The aliens are back in 'Black'
Theater owners must be ecstatic about the latest installment of Men in Black, MIB II.
Not only is it a mere 81 minutes long, allowing for a full extra screening per day, but it has sped up the day when all we really get at the movies is one big concession-stand experience. That is one way of saying this short piece of summer fluff is not much more than eye candy.
There are lots of big, elaborate guns that look surprisingly like the backyard Super Soaker water guns that seem to get bigger and more convoluted each summer.
The new MIB wheels, a souped-up Mercedes, are more high-tech, with one funny take on the auto pilot concept.
The obligatory alien parade around MIB headquarters is a visual treat, with lots of weird, gross visitors this time out, including a few sly cameos by, well, I don't want to spoil the surprise.

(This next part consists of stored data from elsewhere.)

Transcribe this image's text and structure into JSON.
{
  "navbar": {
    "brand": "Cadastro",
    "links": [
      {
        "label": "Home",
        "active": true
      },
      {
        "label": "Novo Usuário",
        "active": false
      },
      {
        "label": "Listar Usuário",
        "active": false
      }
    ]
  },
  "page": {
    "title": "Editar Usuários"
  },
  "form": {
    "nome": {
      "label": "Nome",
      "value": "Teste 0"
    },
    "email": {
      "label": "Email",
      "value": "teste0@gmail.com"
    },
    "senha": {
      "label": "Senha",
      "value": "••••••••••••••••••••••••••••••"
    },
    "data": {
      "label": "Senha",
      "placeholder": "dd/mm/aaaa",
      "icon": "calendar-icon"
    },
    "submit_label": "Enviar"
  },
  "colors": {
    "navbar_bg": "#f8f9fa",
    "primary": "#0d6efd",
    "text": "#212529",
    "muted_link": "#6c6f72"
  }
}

However, a lot of the gizmos and aliens from the first film are back. And why not, since this episode of MIB is a visit to Planet Familiar? Rip Torn continues as the unflappable Zed. Tony Shalhoub reprises his bit as Jeebs, the walleyed alien with the head that regenerates. Frank the Pug mugs his way through a much expanded canine role.
Barry Sonnenfeld and crew even managed to write MIB prototype Tommy Lee Jones back into the series, after letting him go back to his interrupted love life at the end of movie No. 1. In another of the film's tweaks on today's headlines, not only has Jones returned to a civilian life as a postman, but virtually everyone in his small post office is an alien.
The movie plays more like a cartoon episode than a feature film. If the plot were any simpler, it wouldn't exist. Lara Flynn Boyle plays Serleena, a nasty alien in a lingerie model's skin, as a baddie with a killer manicure. She's after a cool tool known as The Light, so she can take over the universe. Of course, it's stashed on earth somewhere. (Why is it always a pizza parlor?) They fight, alien goo gets spilled. Am I going too fast?
It's clear that everybody involved wants this franchise to roll on indefinitely. The one truly bright spot is the closing shot. If that is any hint of where Sonnenfeld is headed, then the future of the MIB story is in good hands.
But Sonnenfeld might want to reconsider the Will Smith character. Agent J was supposed to be top dog after episode No. 1, female trainee in tow. Instead, Linda Fiorentino is nowhere in sight, and Smith spends the film being upstaged by Frank, the best talking mutt the special-effects folks have created yet, not to mention chasing after Jones, begging him to be boss again.
All in all, this movie ought to carry the viewer warning: extra-lite movie calories, best consumed as a matinee snack to avoid feeling short-changed.
Rated PG-13 for violence, and some provocative humor.